La Ralph Loop, créée par Geoffrey Huntley, est une boucle de codage autonome qui résout le problème de mémoire de manière pragmatique. Chaque itération démarre une nouvelle instance d’agent, mais la progression est persistée via des commits git et des fichiers de progression. La nouvelle instance lit l’historique git et les notes de progression pour comprendre ce qui a été fait, puis continue à partir de là. Elle maximise le test-time scaling en itérant de manière répétée, chaque boucle bénéficiant du contexte accumulé dans le dépôt lui-même.

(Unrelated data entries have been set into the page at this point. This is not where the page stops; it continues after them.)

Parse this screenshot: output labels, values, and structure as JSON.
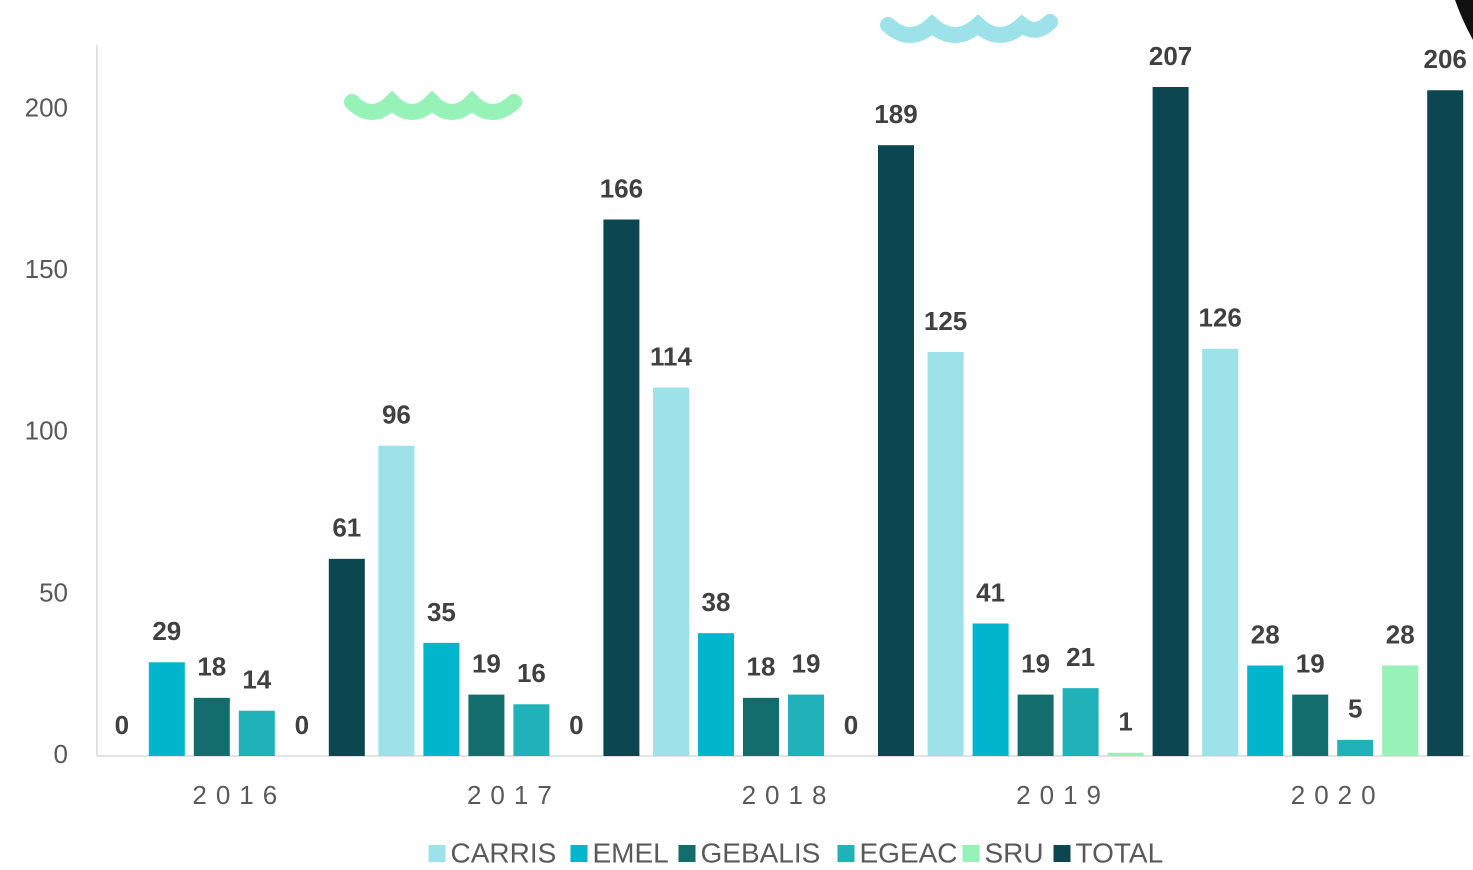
{
  "chart_data": {
    "type": "bar",
    "categories": [
      "2016",
      "2017",
      "2018",
      "2019",
      "2020"
    ],
    "series": [
      {
        "name": "CARRIS",
        "color": "#9de2e8",
        "values": [
          0,
          96,
          114,
          125,
          126
        ]
      },
      {
        "name": "EMEL",
        "color": "#00b5cc",
        "values": [
          29,
          35,
          38,
          41,
          28
        ]
      },
      {
        "name": "GEBALIS",
        "color": "#136d6d",
        "values": [
          18,
          19,
          18,
          19,
          19
        ]
      },
      {
        "name": "EGEAC",
        "color": "#20b2b8",
        "values": [
          14,
          16,
          19,
          21,
          5
        ]
      },
      {
        "name": "SRU",
        "color": "#96f2b6",
        "values": [
          0,
          0,
          0,
          1,
          28
        ]
      },
      {
        "name": "TOTAL",
        "color": "#0c4650",
        "values": [
          61,
          166,
          189,
          207,
          206
        ]
      }
    ],
    "ylim": [
      0,
      220
    ],
    "yticks": [
      0,
      50,
      100,
      150,
      200
    ],
    "grid": false
  }
}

Le RLM (Recursive Language Model) adopte une approche fondamentalement différente. Au lieu d’injecter une longue entrée directement dans le modèle (où elle dépasserait la fenêtre de contexte), RLM stocke les données d’origine dans des variables REPL et laisse le modèle écrire du code pour les explorer. Le modèle émet des requêtes ciblées contre les données stockées via des appels de fonctions récursifs. Comme les données d’origine n’entrent jamais dans la fenêtre de contexte, aucune information n’est perdue par troncature. Les auteurs affirment que cette approche gère des entrées équivalentes à 100x la fenêtre de contexte normale.

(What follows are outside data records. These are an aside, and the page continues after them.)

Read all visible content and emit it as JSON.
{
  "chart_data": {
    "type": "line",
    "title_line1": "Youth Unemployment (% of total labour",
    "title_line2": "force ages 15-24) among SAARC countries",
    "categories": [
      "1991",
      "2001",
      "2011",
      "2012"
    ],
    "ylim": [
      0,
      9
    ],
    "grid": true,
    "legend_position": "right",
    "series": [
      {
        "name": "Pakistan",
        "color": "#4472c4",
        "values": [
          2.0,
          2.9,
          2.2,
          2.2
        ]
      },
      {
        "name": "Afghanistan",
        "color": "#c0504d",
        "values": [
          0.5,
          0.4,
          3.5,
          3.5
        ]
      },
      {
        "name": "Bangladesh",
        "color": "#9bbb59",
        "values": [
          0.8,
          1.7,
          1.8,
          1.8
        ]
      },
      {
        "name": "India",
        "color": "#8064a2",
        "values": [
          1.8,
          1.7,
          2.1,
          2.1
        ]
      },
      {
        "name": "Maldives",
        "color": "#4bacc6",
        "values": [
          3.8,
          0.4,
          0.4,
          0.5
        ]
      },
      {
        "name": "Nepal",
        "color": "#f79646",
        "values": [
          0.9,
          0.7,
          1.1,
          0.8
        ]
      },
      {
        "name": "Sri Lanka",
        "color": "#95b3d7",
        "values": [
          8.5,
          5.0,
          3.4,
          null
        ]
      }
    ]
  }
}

Ces deux approches reconnaissent la même contrainte mais la résolvent différemment. La Ralph Loop travaille avec les limitations de la fenêtre de contexte en utilisant la persistance externe. RLM contourne entièrement la fenêtre de contexte en gardant les données à l’extérieur. Aucune n’est universellement meilleure ; le bon choix dépend de si votre goulot d’étranglement est la continuité des tâches (Ralph Loop) ou la taille des entrées (RLM).

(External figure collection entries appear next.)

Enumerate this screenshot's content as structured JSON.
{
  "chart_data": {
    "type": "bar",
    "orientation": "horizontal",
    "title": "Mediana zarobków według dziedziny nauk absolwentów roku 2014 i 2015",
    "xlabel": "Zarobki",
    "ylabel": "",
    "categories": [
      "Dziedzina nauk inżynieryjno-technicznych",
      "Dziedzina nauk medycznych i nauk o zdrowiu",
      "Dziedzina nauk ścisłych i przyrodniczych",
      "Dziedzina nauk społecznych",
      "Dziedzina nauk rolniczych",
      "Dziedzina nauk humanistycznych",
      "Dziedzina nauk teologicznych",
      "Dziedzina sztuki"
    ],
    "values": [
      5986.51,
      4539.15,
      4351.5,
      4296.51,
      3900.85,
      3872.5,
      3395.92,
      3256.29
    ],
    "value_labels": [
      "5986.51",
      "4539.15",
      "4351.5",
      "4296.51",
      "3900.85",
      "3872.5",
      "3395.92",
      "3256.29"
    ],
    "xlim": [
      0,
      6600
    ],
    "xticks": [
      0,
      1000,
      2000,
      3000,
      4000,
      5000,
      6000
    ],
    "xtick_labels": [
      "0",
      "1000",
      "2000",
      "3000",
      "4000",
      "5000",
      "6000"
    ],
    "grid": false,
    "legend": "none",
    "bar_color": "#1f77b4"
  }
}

Connecter les agents au monde extérieur
Un agent qui ne peut pas accéder à des outils externes, des APIs ou des services est limité à la génération de texte. Les protocoles résolvent le problème d’intégration.
Le MCP (Model Context Protocol) standardise la façon dont les modèles se connectent aux outils externes. Sans MCP, intégrer N modèles avec M outils nécessite N x M implémentations personnalisées. Avec MCP, chaque modèle et chaque outil implémente le protocole une seule fois, réduisant le coût d’intégration à N + M. C’est le même principe qui a rendu USB efficace : s’accorder sur une interface unique, et tout se connecte.
L’ACP (Agent Communication Protocol) standardise la communication entre les éditeurs et les agents de codage. Zed et JetBrains mènent son développement. Le problème qu’il résout est similaire à MCP mais à une couche différente : au lieu de modèle-vers-outil, c’est éditeur-vers-agent.
Le LSP (Language Server Protocol) est le standard établi pour la communication entre un éditeur et un serveur d’analyse de code. C’est la preuve originale que la standardisation des protocoles fonctionne dans les outils de développement. Une recherche de références qui prenait 30 secondes avec grep se fait en 50ms via LSP. L’utilisation de tokens passe de 2 000+ à environ 500 parce que LSP renvoie des résultats structurés et précis plutôt que des contenus de fichiers bruts. LSP est aussi le modèle de référence pour la conception d’ACP, ce qui fait sens : les formes du problème sont quasi identiques.
Ces trois protocoles opèrent à des couches différentes mais partagent le même constat architectural. Les intégrations point à point personnalisées ne passent pas à l’échelle. Les interfaces standardisées, oui.
La carte, pas le territoire
La plupart de ces termes n’existaient pas il y a six mois. S’ils semblent peu familiers, c’est normal. Le vocabulaire s’enrichit parce que le domaine s’enrichit, et les nouveaux concepts ont besoin de noms.
La valeur de ces cinq piliers n’est pas dans la mémorisation des définitions. Elle est dans le fait d’avoir un cadre mental qui vous dit où un nouveau terme se place dès que vous le rencontrez. Quand quelqu’un mentionne “agent memory”, vous savez que ça appartient au quatrième pilier. Quand un nouveau protocole sort, vous savez qu’il est dans le cinquième. Le cadre absorbe le nouveau vocabulaire sans se briser.
Je consulte encore régulièrement des termes. La différence, c’est que maintenant je sais sur quelle étagère ils appartiennent.